Jeff Goldblum Settles In At ‘Grand Budapest Hotel’

Jeff Goldblum Settles In At ‘Grand Budapest Hotel’

By Steven Rea, The Philadelphia Inquirer

The beard. The mustache. The thick-rimmed glasses. There’s something about Jeff Goldblum’s look in “The Grand Budapest Hotel” that says Sigmund Freud, that says Luigi Pirandello.

“Yes, we had pictures of Freud and Pirandello,” reports Goldblum, who plays a lawyer — and the executor of a wealthy octogenarian’s estate — in Wes Anderson’s latest, a breakneck caper set in the 1930s in the fictitious middle European country of Zubrowka, in and around the elegant alpine environs of the titular hostelry.

This is the actor’s second collaboration with Anderson — he was Bill Murray’s nemesis in “The Life Aquatic With Steve Zissou” — and Goldblum’s role is pivotal. There’s Ralph Fiennes as a charming concierge who sleeps with his more seasoned, and moneyed, guests on one side. And Adrien Brody, the flamboyant and furious heir, and his henchman, played with sinister villainy by Willem Dafoe, on the other. And Goldblum’s Deputy Vilmos Kovacs, a prominent lawyer and friend of the deceased, in between, trying to do what’s right, and upright.

“It’s a heroic crossroads moment when I suspect that foul play has occurred with this woman that I loved and observed for many years,” says Goldblum, who had discussions — as actors do — with his director, trying to flesh out his character.

Anderson had set up a “research room” in the hotel in Görlitz, Germany, where the “Grand Budapest” cast and crew were staying: books about old hotels, clothing, and objects, “and then this stack of movies,” Goldblum says.

There was Ernst Lubitsch’s “The Shop Around the Corner” and “To Be or Not to Be,” and “Grand Hotel,” of course. “And things I hadn’t seen — ‘The Mortal Storm’ (a 1940 anti-Nazi film with Jimmy Stewart), and Ingmar Bergman’s ‘The Silence,’ a surreal story inside a big hotel. They were all springboards and inspirations for Wes, and they became so for us. The look of my character, and some of the musicality, came from all of that. It was a great learning experience.”

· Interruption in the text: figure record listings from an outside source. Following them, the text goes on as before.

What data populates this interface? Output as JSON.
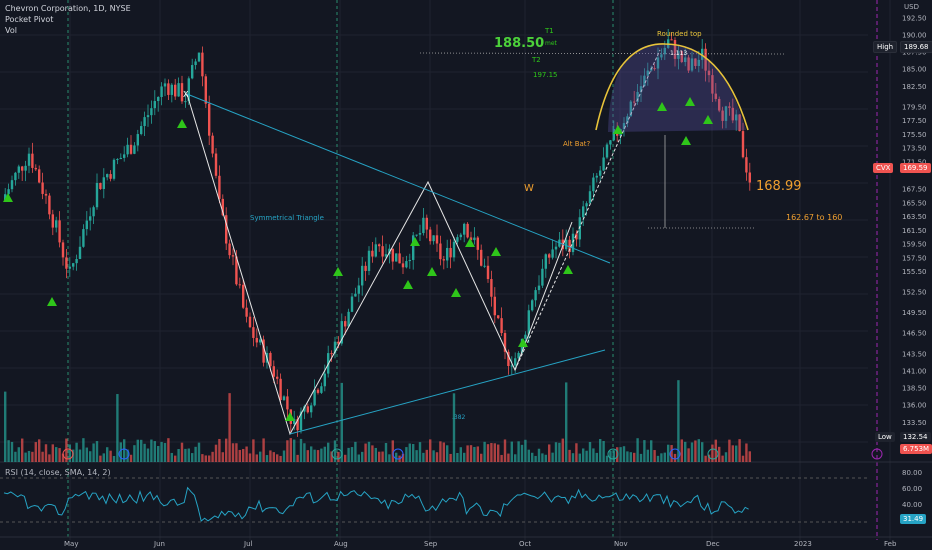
{
  "header": {
    "symbol_line": "Chevron Corporation, 1D, NYSE",
    "indicator1": "Pocket Pivot",
    "indicator2": "Vol"
  },
  "axis": {
    "currency": "USD",
    "price_ticks": [
      "192.50",
      "190.00",
      "187.50",
      "185.00",
      "182.50",
      "179.50",
      "177.50",
      "175.50",
      "173.50",
      "171.50",
      "167.50",
      "165.50",
      "163.50",
      "161.50",
      "159.50",
      "157.50",
      "155.50",
      "152.50",
      "149.50",
      "146.50",
      "143.50",
      "141.00",
      "138.50",
      "136.00",
      "133.50"
    ],
    "month_labels": [
      "May",
      "Jun",
      "Jul",
      "Aug",
      "Sep",
      "Oct",
      "Nov",
      "Dec",
      "2023",
      "Feb"
    ],
    "rsi_ticks": [
      "80.00",
      "60.00",
      "40.00",
      "20.00"
    ]
  },
  "badges": {
    "high_label": "High",
    "high_value": "189.68",
    "cvx_label": "CVX",
    "cvx_value": "169.59",
    "low_label": "Low",
    "low_value": "132.54",
    "vol_value": "6.753M",
    "rsi_value": "31.49"
  },
  "annotations": {
    "t1": "T1",
    "target_price": "188.50",
    "met": "met",
    "t2": "T2",
    "t2_value": "197.15",
    "rounded_top": "Rounded top",
    "level_1113": "1.113",
    "alt_bat": "Alt Bat?",
    "w": "W",
    "price_1": "168.99",
    "range": "162.67 to 160",
    "sym_triangle": "Symmetrical Triangle",
    "fib_382": ".382",
    "x_point": "X"
  },
  "rsi": {
    "label": "RSI (14, close, SMA, 14, 2)"
  },
  "colors": {
    "bg": "#131722",
    "up": "#26a69a",
    "down": "#ef5350",
    "triangle": "#2fc61a",
    "trend": "#26a3c4",
    "arc": "#e8c43a",
    "purple": "#9c27b0"
  },
  "chart_data": {
    "type": "candlestick",
    "title": "Chevron Corporation, 1D, NYSE",
    "ylim": [
      131,
      194
    ],
    "anchor_points": [
      {
        "t": 0,
        "price": 166
      },
      {
        "t": 8,
        "price": 173
      },
      {
        "t": 14,
        "price": 165
      },
      {
        "t": 20,
        "price": 155
      },
      {
        "t": 28,
        "price": 168
      },
      {
        "t": 38,
        "price": 174
      },
      {
        "t": 48,
        "price": 183
      },
      {
        "t": 54,
        "price": 181
      },
      {
        "t": 58,
        "price": 188
      },
      {
        "t": 64,
        "price": 165
      },
      {
        "t": 72,
        "price": 148
      },
      {
        "t": 80,
        "price": 141
      },
      {
        "t": 86,
        "price": 133
      },
      {
        "t": 94,
        "price": 140
      },
      {
        "t": 102,
        "price": 150
      },
      {
        "t": 110,
        "price": 160
      },
      {
        "t": 118,
        "price": 157
      },
      {
        "t": 124,
        "price": 162
      },
      {
        "t": 130,
        "price": 157
      },
      {
        "t": 136,
        "price": 163
      },
      {
        "t": 142,
        "price": 156
      },
      {
        "t": 148,
        "price": 143
      },
      {
        "t": 152,
        "price": 143
      },
      {
        "t": 156,
        "price": 152
      },
      {
        "t": 162,
        "price": 159
      },
      {
        "t": 168,
        "price": 160
      },
      {
        "t": 174,
        "price": 168
      },
      {
        "t": 180,
        "price": 175
      },
      {
        "t": 186,
        "price": 181
      },
      {
        "t": 192,
        "price": 186
      },
      {
        "t": 196,
        "price": 189
      },
      {
        "t": 202,
        "price": 185
      },
      {
        "t": 206,
        "price": 187
      },
      {
        "t": 212,
        "price": 179
      },
      {
        "t": 216,
        "price": 177
      },
      {
        "t": 220,
        "price": 169
      }
    ]
  }
}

Goldblum, 61, has worked with some of the great directors of our time — Robert Altman (“Nashville,” “The Player”), Philip Kaufman (“The Right Stuff”), Steven Spielberg (“Jurassic Park”), David Cronenberg (“The Fly”). He says Anderson’s films, with their detailed tableaus, cross-section pans, and cross and deadpan characters, make for a different experience.

“Yeah, very different. I mean, it’s still acting, and I’ve worked with a lot of good people, creative in different ways, but … Wes has a unique sensibility, an aesthetic sensibility, and a way of pursuing it that’s very meticulous and, for me, enjoyable. I’d be a big fan of his movies whether I had ever met him or not.

“At the same time, he trusts actors, and loves them and gets wonderful actors to play with him and collaborate. He makes these whimsically theatrical characters and stories, but wants the actors to fill them in in a very naturalistic and truthful, honest, deep, and substantial way.

“The whole experience is particular and uncommon. Yeah, there’s nobody like him.”

Goldblum, on the phone from Los Angeles — his hometown, back after four months in New York doing Bruce Norris’ play “Domesticated” at Lincoln Center — is as busy as ever. He costars in “Le Week-End” opposite Jim Broadbent and Lindsay Duncan. He has a supporting role in the “P.G. Wodehouse-like” “Mortdecai,” with Johnny Depp, Gwyneth Paltrow and Ewan McGregor.

When he’s not working, Goldblum plays piano in a jazz ensemble every week in a club in the Los Feliz section of L.A.

As for his Deputy Kovacs, even if he’s a product of Anderson’s imagination, a voice of reason in a nutty, nonstop ensemble comedy, Goldblum says he thinks he found some relevance: “To consider what the political and moral ramifications are of what you’re doing, and how you want to live, and who you want to be, is always at issue,” he explains. “And in movies, and in stories, that is oftentimes part of the deal.”